Prairie View

Sunday, April 22, 2012

Angels and Aging

This morning's sermon was on angels. Without much elaboration on this point, our visiting minister mentioned the many aged people in our congregation--people who have served the Lord a long time. He assured us that the angels are waiting to conduct these people safely to heaven. Thinking about this was the clincher for a fairly open-ended conversation going on inside my head ever since I saw a thread on Facebook that mentioned aging.

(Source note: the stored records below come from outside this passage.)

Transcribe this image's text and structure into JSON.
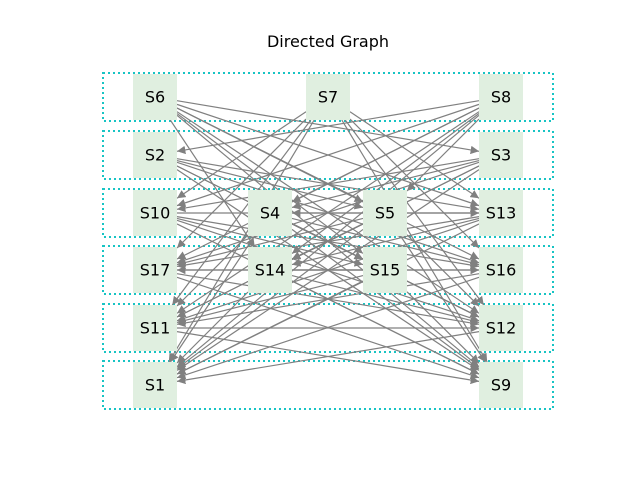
{
  "title": "Directed Graph",
  "colors": {
    "group_border": "#17c4c4",
    "node_fill": "#e0efe0",
    "edge": "#808080"
  },
  "nodes": [
    "S1",
    "S2",
    "S3",
    "S4",
    "S5",
    "S6",
    "S7",
    "S8",
    "S9",
    "S10",
    "S11",
    "S12",
    "S13",
    "S14",
    "S15",
    "S16",
    "S17"
  ],
  "groups": [
    [
      "S6",
      "S7",
      "S8"
    ],
    [
      "S2",
      "S3"
    ],
    [
      "S10",
      "S4",
      "S5",
      "S13"
    ],
    [
      "S17",
      "S14",
      "S15",
      "S16"
    ],
    [
      "S11",
      "S12"
    ],
    [
      "S1",
      "S9"
    ]
  ],
  "edges": [
    [
      "S6",
      "S13"
    ],
    [
      "S6",
      "S16"
    ],
    [
      "S6",
      "S12"
    ],
    [
      "S6",
      "S9"
    ],
    [
      "S6",
      "S5"
    ],
    [
      "S6",
      "S15"
    ],
    [
      "S6",
      "S14"
    ],
    [
      "S6",
      "S3"
    ],
    [
      "S7",
      "S10"
    ],
    [
      "S7",
      "S17"
    ],
    [
      "S7",
      "S11"
    ],
    [
      "S7",
      "S1"
    ],
    [
      "S7",
      "S12"
    ],
    [
      "S7",
      "S9"
    ],
    [
      "S7",
      "S16"
    ],
    [
      "S7",
      "S13"
    ],
    [
      "S8",
      "S2"
    ],
    [
      "S8",
      "S10"
    ],
    [
      "S8",
      "S17"
    ],
    [
      "S8",
      "S11"
    ],
    [
      "S8",
      "S1"
    ],
    [
      "S8",
      "S4"
    ],
    [
      "S8",
      "S14"
    ],
    [
      "S8",
      "S5"
    ],
    [
      "S2",
      "S13"
    ],
    [
      "S2",
      "S16"
    ],
    [
      "S2",
      "S12"
    ],
    [
      "S2",
      "S9"
    ],
    [
      "S2",
      "S15"
    ],
    [
      "S2",
      "S5"
    ],
    [
      "S3",
      "S10"
    ],
    [
      "S3",
      "S17"
    ],
    [
      "S3",
      "S11"
    ],
    [
      "S3",
      "S1"
    ],
    [
      "S3",
      "S4"
    ],
    [
      "S3",
      "S14"
    ],
    [
      "S10",
      "S13"
    ],
    [
      "S10",
      "S16"
    ],
    [
      "S10",
      "S12"
    ],
    [
      "S10",
      "S9"
    ],
    [
      "S10",
      "S15"
    ],
    [
      "S13",
      "S17"
    ],
    [
      "S13",
      "S11"
    ],
    [
      "S13",
      "S1"
    ],
    [
      "S13",
      "S14"
    ],
    [
      "S13",
      "S4"
    ],
    [
      "S4",
      "S16"
    ],
    [
      "S4",
      "S12"
    ],
    [
      "S4",
      "S9"
    ],
    [
      "S4",
      "S15"
    ],
    [
      "S4",
      "S1"
    ],
    [
      "S4",
      "S11"
    ],
    [
      "S5",
      "S17"
    ],
    [
      "S5",
      "S11"
    ],
    [
      "S5",
      "S1"
    ],
    [
      "S5",
      "S14"
    ],
    [
      "S5",
      "S12"
    ],
    [
      "S5",
      "S9"
    ],
    [
      "S17",
      "S16"
    ],
    [
      "S17",
      "S12"
    ],
    [
      "S17",
      "S9"
    ],
    [
      "S16",
      "S11"
    ],
    [
      "S16",
      "S1"
    ],
    [
      "S14",
      "S12"
    ],
    [
      "S14",
      "S9"
    ],
    [
      "S14",
      "S16"
    ],
    [
      "S14",
      "S1"
    ],
    [
      "S15",
      "S11"
    ],
    [
      "S15",
      "S1"
    ],
    [
      "S15",
      "S9"
    ],
    [
      "S15",
      "S17"
    ],
    [
      "S15",
      "S12"
    ],
    [
      "S11",
      "S9"
    ],
    [
      "S11",
      "S12"
    ],
    [
      "S12",
      "S1"
    ]
  ]
}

Dwight Gingrich said this (in response to a question): I think a lot of us don't really acknowledge how broken our fallen world is until our old age, when we can't avoid it. I loved this insight on aging--acknowledging as it does the challenges of aging, and at the same time, at least inside my own head, wringing from this awareness a truth that focuses on deliverance through the hope of eternity in heaven--away from our broken world.

Throughout most of life we push back at brokenness in a variety of ways--doctors and drugs for illness, exercise for weakness, education for ignorance, relationships for loneliness, and tools for minimizing labor. But finally, in old age, none of these things work any more for alleviating the problems that develop. The use of one drug necessitates the use of another to relieve the side effects of the first, balance is poor and physical exercise becomes hazardous, learning something new is a chore, friends have died, and technology tools are useless because they'll always be a mystery.

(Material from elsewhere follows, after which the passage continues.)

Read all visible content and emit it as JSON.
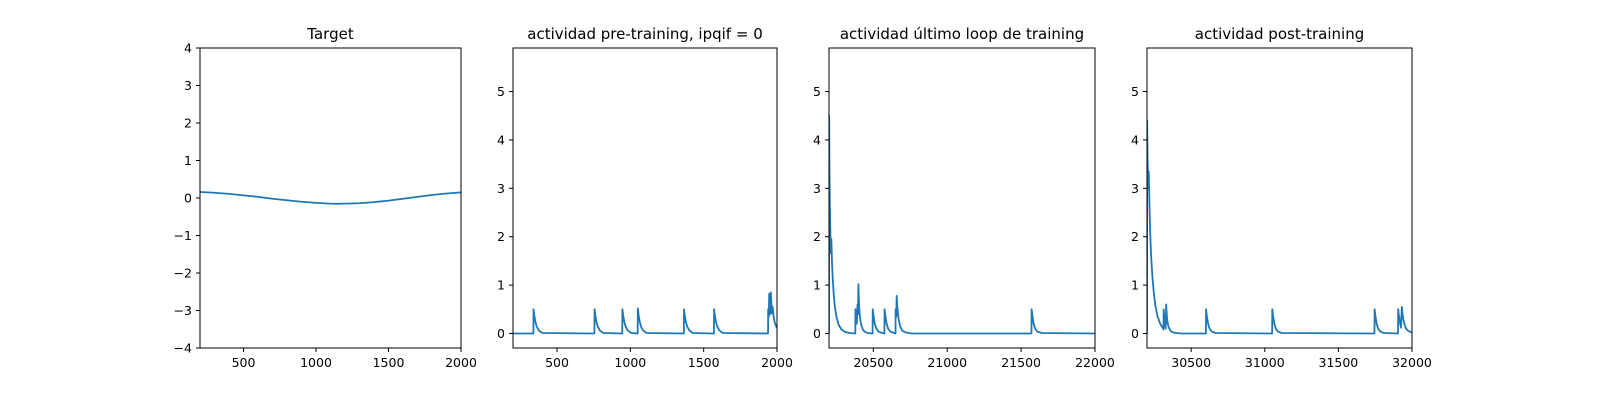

Dementia causes people to utter words they forbade their children to use, and they display stubbornness they would earlier have spanked their children for. They seem unable to access memories and unable to form new ones. No longer perceptive in social situations, they talk when others are quiet, and clear phlegm from their throat frequently and noisily. No cure is possible because brokenness in our fallen world will always be present.

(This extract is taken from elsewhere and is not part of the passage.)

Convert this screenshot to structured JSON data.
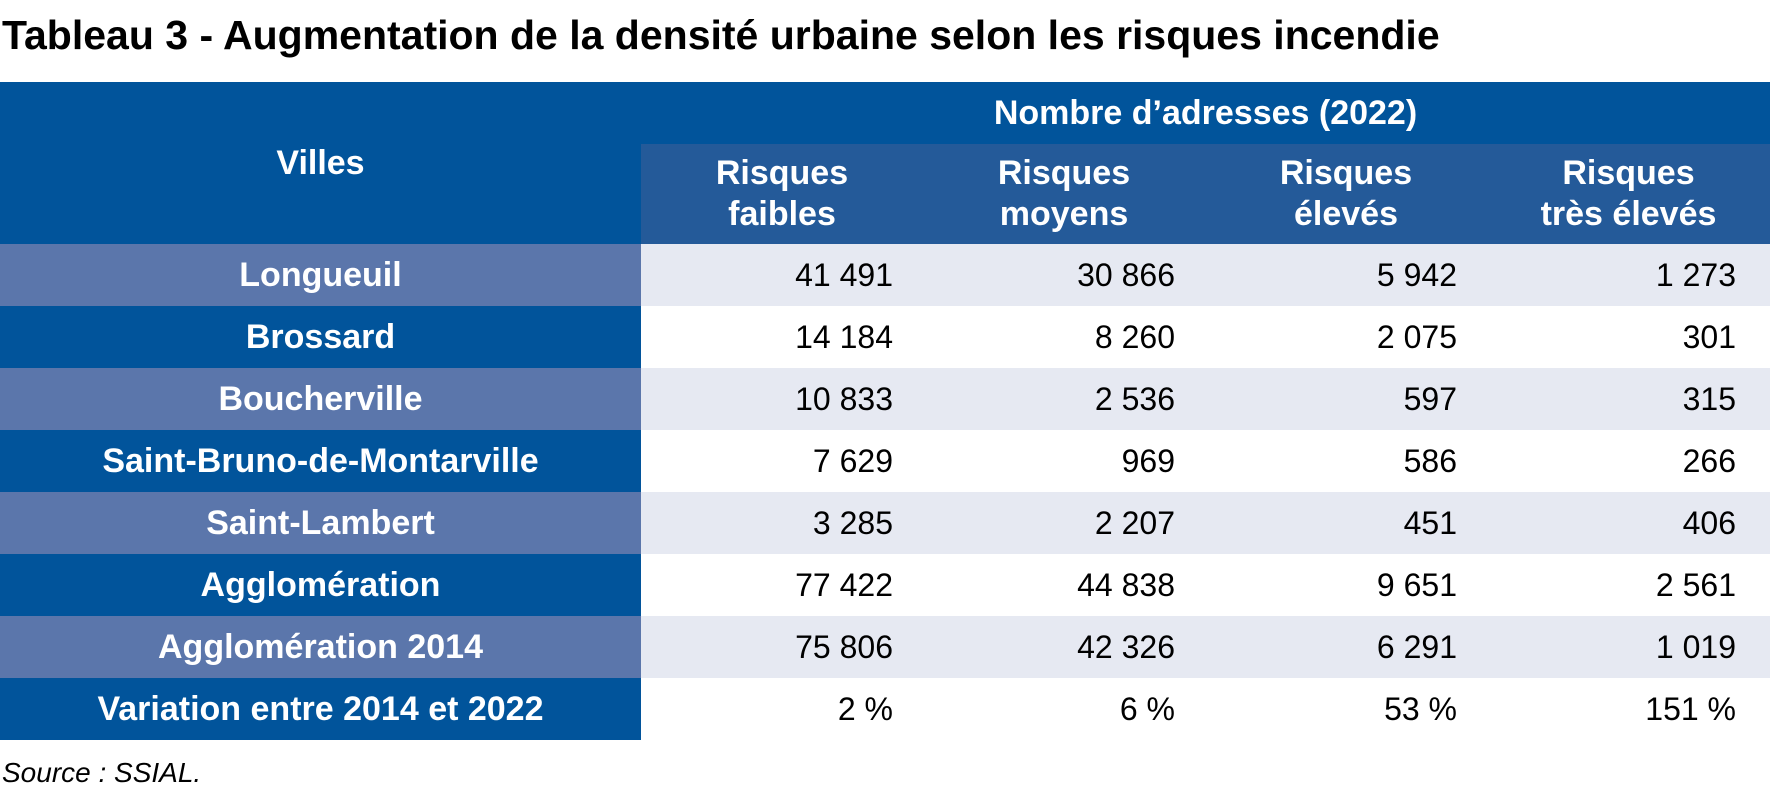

Enter the angels. "Ministering spirits" rings with promise. Watching over the helpless elderly is just as surely a priority for angels as is watching over helpless children.

Thinking about the transition from earth to heaven was a comfort to me today. I think I have unconsciously always visualized an empty spot between earth and heaven--a difficult place to cross over. Today I visualized that place populated by angels. Ever vigilant, they stand poised to deliver the aged to their final, heavenly home--perhaps swooping them up, rather than leading them on, and depositing them in heaven almost before they are aware of having left earth--a final service for people with worn-out bodies and minds who have no power to proceed toward heaven intentionally.

In the time before the crossover, those ministering spirits are present also, and ready to serve their charges--the aged and their caregivers. I thank God for this.